Ce mercredi, la Chambre a approuvé majorité contre opposition le projet de loi relatif à la promotion de l'emploi qui permettra notamment la réalisation d'un saut d'index de 2% sur les salaires et les allocations. Cette loi entrera en vigueur après sa publication au Moniteur belge. Mais concrètement, quels seront les impacts pour les travailleurs? LaLibre.be a interrogé Bruno Colmant, économiste et membre de l'Académie royale de Belgique.


1. Une perte de pouvoir d'achat. Massivement rejeté par l'opposition, le saut d'index consiste en une neutralisation de l'inflation. "Pour illustrer ce concept, prenons la somme de 100 euros. S'il y avait eu une indexation automatique des salaires, le travailleur aurait gagné 2% en plus, soit 102 euros. Or, dans le cas d'un saut d'index, le salaire n'augmente pas. Si les prix des produits de consommation augmentent, on peut donc dire que le travailleur perd 2% de pouvoir d'achat", résume l'économiste. 

2. Une somme qui ne sera jamais récupérée.

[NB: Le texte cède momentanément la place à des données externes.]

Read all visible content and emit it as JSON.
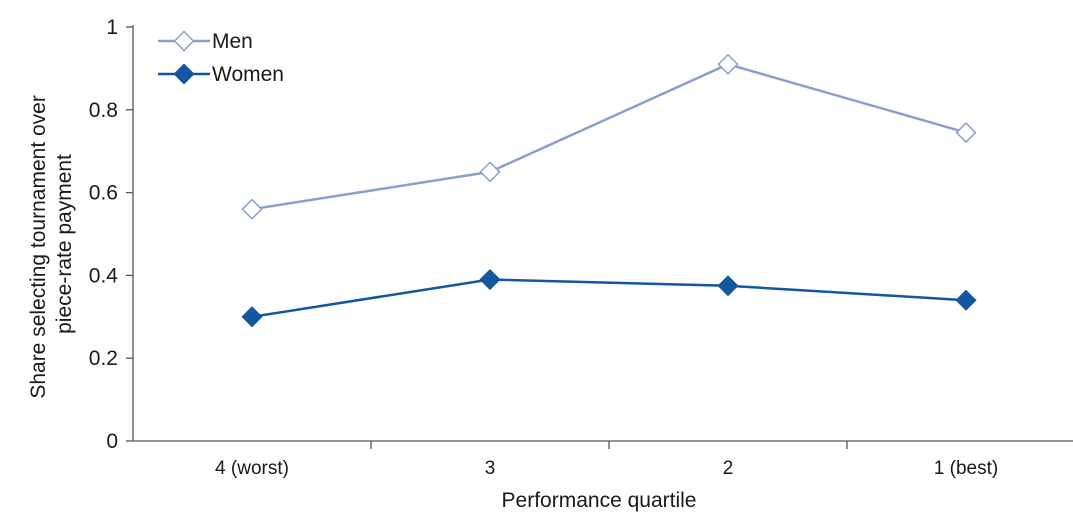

La somme perdue à cause de ce saut d'index ne pourra jamais être rattrapée. "Selon une étude du PTB, le montant perdu serait de 34.000 euros bruts pour un couple de travailleurs sur une carrière complète", poursuit-il.

3. Un gel des salaires. "Tous les travailleurs qui étaient soumis à l'indexation automatique des salaires sont concernés". Logiquement, les indépendants ne sont donc pas affectés par cette mesure. Mais cela ne signifie pas pour autant que tous les salaires seront systématiquement gelés. En effet, un patron peut décider dans le cadre d'une convention au sein de l'entreprise d'augmenter la rétribution accordée à ses travailleurs. 


Si le gouvernement espère réaliser environ 2,5 milliards d'économie avec cette mesure, le saut d'index n'impactera pas les travailleurs de sitôt. En effet, dans le secteur public, le dépassement de l'indice pivot (qui engendre l'indexation automatique des salaires) n'aura pas lieu avant l'année prochaine. Dans d'autres secteurs, ce saut d'index pourrait même ne pas avoir lieu avant 2017 étant donné que, pour l'instant, l'inflation est quasi nulle.